Aku terkekeh pelan melihat ekspresi wajahnya. "Itu loh, Mas Taeyong mau aku buatin kopi atau enggak?" balasku, Mas Taeyong membulatkan mulutnya kemudian menggeleng.
"Yakin nih, gak mau? Aku lagi baik loh, Mas." kataku seraya menggoda Mas Taeyong agar ingin dibuatkan kopi. Tapi lagi-lagi Mas Taeyong menggeleng kecil. Ia melanjutkan aktivitasnya, yaitu mencuci mobil.
Hah, ada-ada saja memang Mas Taeyong itu.
Aku memasuki rumah, bedanya, pintu rumah ku biarkan terbuka. Ku lihat mama tengah berada di kitchen sink. Mama tengah mencuci piring rupanya, aku menghela napas perlahan, lalu menghampiri sang mama.
"Mam, pagi."
Mama tersenyum, "Pagi, Kei." balasnya sembari mengelap tangan yang basah. "Maaf sarapannya belum jadi. Kamu bisa bantuin mama? Goreng telur, sama panasin sarden. Kalau sudah jadi, ajak Adik, Papah, sama Mas Taeyong makan bersama."
Aku mengangguk. Menuruti perintah ibunda.
"Mam,"
Mama menoleh, "Iya, sayang?" kemudian mengalihkan kembali wajahnya.
Aku menghela napas, "Aku bosen liat Jisung daritadi main video game mulu! Mana tadi aku suruh dia nyapa Mas Taeyong, tu orang malah lempar aku pake remote AC. Sakit, nih, kepalaku!" cercaku. "Sampe berdarah tuh. Dikit, sih. Tapi tetep aja perih." gumamku
Mama tertawa pelan. "Kamu tuh, akur dikit, gak bisa apa?" kemudian berjalan ke arah kulkas, "Papah sama mama dulu doanya minta punya anak yang baik, nurut. Eh, yang brojol malah anak setan kayak kalian semua. Gak bisa diem, kepanasan mulu kali dinasehatin. Belum mama bacain ayat kursi loh itu."
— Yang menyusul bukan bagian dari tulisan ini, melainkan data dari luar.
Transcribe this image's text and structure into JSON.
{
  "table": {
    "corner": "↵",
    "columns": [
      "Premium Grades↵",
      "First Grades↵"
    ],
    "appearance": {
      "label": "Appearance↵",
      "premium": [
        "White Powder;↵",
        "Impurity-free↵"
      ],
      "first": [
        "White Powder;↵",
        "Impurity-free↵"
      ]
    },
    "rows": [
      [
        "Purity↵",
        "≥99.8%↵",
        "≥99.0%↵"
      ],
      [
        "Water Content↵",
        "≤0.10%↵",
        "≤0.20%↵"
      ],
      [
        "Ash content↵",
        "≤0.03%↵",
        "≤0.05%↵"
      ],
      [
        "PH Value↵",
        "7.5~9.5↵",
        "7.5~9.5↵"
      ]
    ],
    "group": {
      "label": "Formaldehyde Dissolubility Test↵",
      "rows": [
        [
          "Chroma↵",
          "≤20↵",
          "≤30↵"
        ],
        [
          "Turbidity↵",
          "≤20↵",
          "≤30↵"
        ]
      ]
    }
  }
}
"Blak-blakan banget sih ngomongnya, kalo aku jadi mama juga udah aku jual tuh Jisung ke mucikari." balasku.
Mama tertawa pelan. "Kamu ngaca di spion mobil sana, sebelas-duabelas loh kamu tuh sama Jisung. Sama-sama bandel, ngeyel, terus-jelek." kemudian mama berlari pelan meninggalkan dapur.
Aku justru mengerucutkan bibir.
"KALO AKU SAMA ADEK JELEK, MAMA SAMA AYAH APA DONGG!??"
"Keisha,"
Sontak aku berteriak, "APA KAMU!?"
Aku memutar balikkan badan-waduh, Mas Taeyong. Ku kira mama. "E-eh, Mas Taeyong! Aku kira mama, maaf ya, Mas!" kemudian membungkuk sekilas, lalu melanjutkan untuk memasak telor.
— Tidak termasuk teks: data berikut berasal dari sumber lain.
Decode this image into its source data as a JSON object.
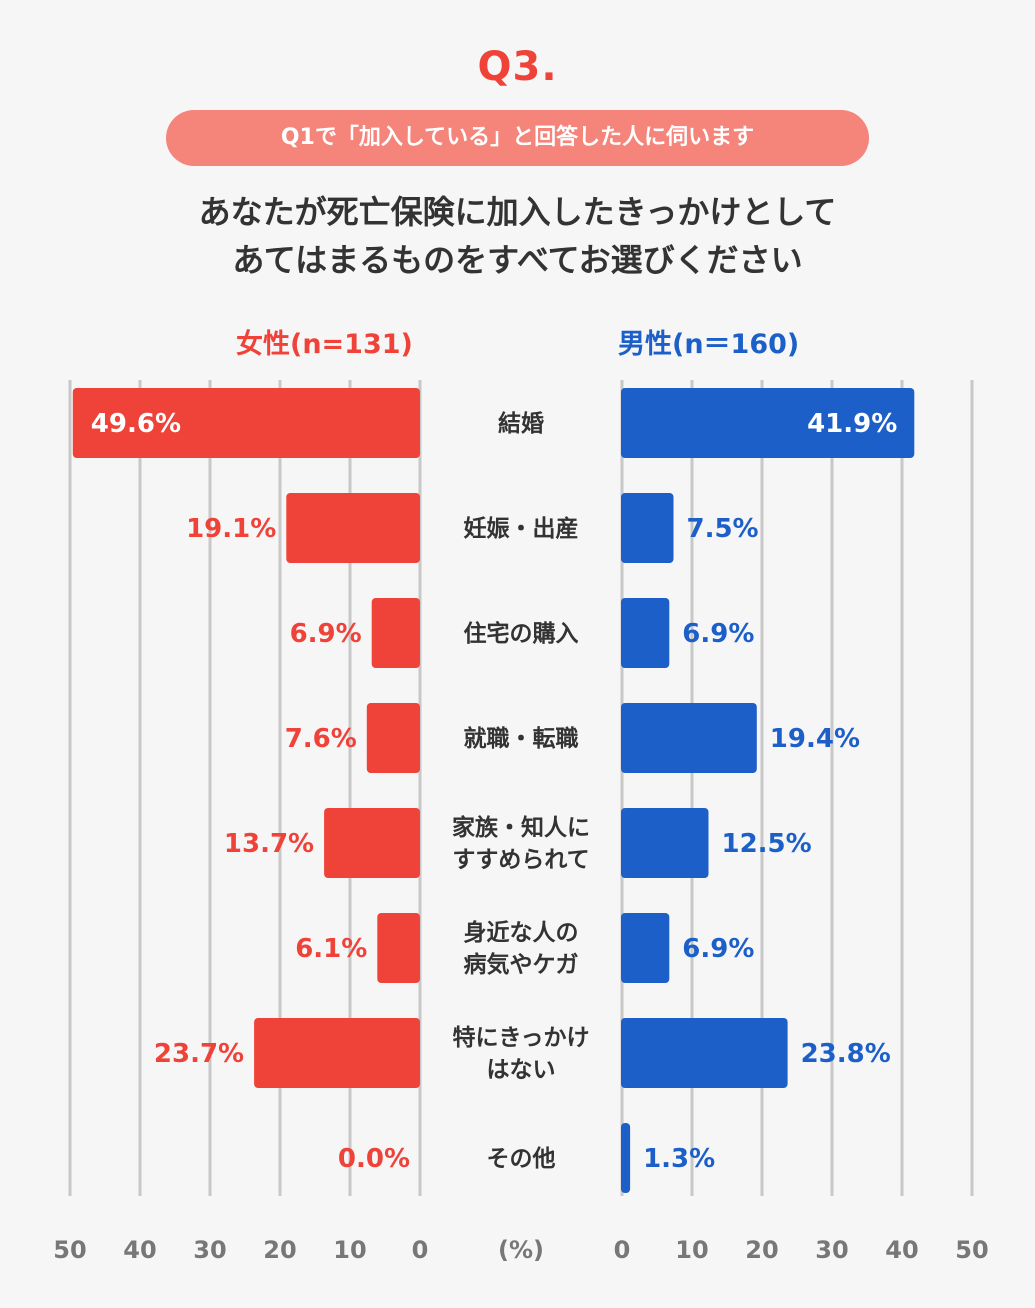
{
  "question_number": "Q3.",
  "condition": "Q1で「加入している」と回答した人に伺います",
  "question_lines": [
    "あなたが死亡保険に加入したきっかけとして",
    "あてはまるものをすべてお選びください"
  ],
  "colors": {
    "female": "#ef4238",
    "male": "#1c5fc8",
    "grid": "#c8c8c8",
    "tick": "#777777",
    "label": "#333333"
  },
  "chart_data": {
    "type": "bar",
    "orientation": "horizontal-butterfly",
    "unit_label": "(%)",
    "xlim": [
      0,
      50
    ],
    "ticks": [
      0,
      10,
      20,
      30,
      40,
      50
    ],
    "categories": [
      [
        "結婚"
      ],
      [
        "妊娠・出産"
      ],
      [
        "住宅の購入"
      ],
      [
        "就職・転職"
      ],
      [
        "家族・知人に",
        "すすめられて"
      ],
      [
        "身近な人の",
        "病気やケガ"
      ],
      [
        "特にきっかけ",
        "はない"
      ],
      [
        "その他"
      ]
    ],
    "series": [
      {
        "name": "女性(n=131)",
        "side": "left",
        "values": [
          49.6,
          19.1,
          6.9,
          7.6,
          13.7,
          6.1,
          23.7,
          0.0
        ],
        "labels": [
          "49.6%",
          "19.1%",
          "6.9%",
          "7.6%",
          "13.7%",
          "6.1%",
          "23.7%",
          "0.0%"
        ]
      },
      {
        "name": "男性(n＝160)",
        "side": "right",
        "values": [
          41.9,
          7.5,
          6.9,
          19.4,
          12.5,
          6.9,
          23.8,
          1.3
        ],
        "labels": [
          "41.9%",
          "7.5%",
          "6.9%",
          "19.4%",
          "12.5%",
          "6.9%",
          "23.8%",
          "1.3%"
        ]
      }
    ]
  }
}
Mas Taeyong mengangguk. "Gak masalah. Ngomong-ngomong, Mas boleh bicara sama kamu, gak?" Wadidaw, Mas Taeyong mau ngomong apa nih ke aku.
"Uwiw, sanskuy ae, Mas. Tunggu aku selesai buat sarapan dulu, ya" balasku seraya membalikkan telor mata sapi yang hampir matang. Bukan matang lagi, tapi kematangan. Sampai gosong malahan.
Mas Taeyong menggeleng kepala pelan. "E-eh, gak papa. Ngomong disini juga gak masalah." kemudian menyandarkan tubuhnya di tembok. "Jadi gini, karena keluarga Mas bener-bener butuh uang, Mas boleh gak, kalau ... A-anu, mas berhenti jadi pembantu tapi jadi supir Dek Kei aja. Nanti Mas bakal bawa anak Mas kesini-gantiin tugas mas, Gimana?"
Aku sontak mematikan kompor. Kurasa, ini percakapan yang lumayan serius. "Mas butuh tambahan gaji? Gapapa, Mas! Gampil! Aku tinggal nyuruh temennya Jisung aja buat nambahin, itu loh, si Chenle!"
Mas Taeyong menggeleng, "Gaperlu tambahan gaji. Mas lebih baik milih anak mas biar kesini, kasihan dia di rumah juga ngapain. Palingan ngurus sapi doang disana." kemudian terkekeh geli. "Mana cita-cita dia gak mendukung lagi. Katanya, dia pengen jadi peternak babi."
Aku tergelak. "Hahaha, kalo anak Mas Taeyong kesini, dia bisa kok, jadi peternak babi!"
Mas Taeyong membelalakan matanya. "Wah? Disini ada babi?"
"Si Jisung tuh, Mas. Dia kan babi." kataku, menjelekkan Jisung.
Mas Taeyong tertawa kecil, "Hahaha, jangan gitu kamu sama Jisung. Gitu-gitu, kalian kalo jauhan pasti kangen satu sama lain."
"Anjir, GAK LAH MAS!" aku mendelik jijik, "Udah deh. Terus, mas mau ajak anak mas kesini kapan?"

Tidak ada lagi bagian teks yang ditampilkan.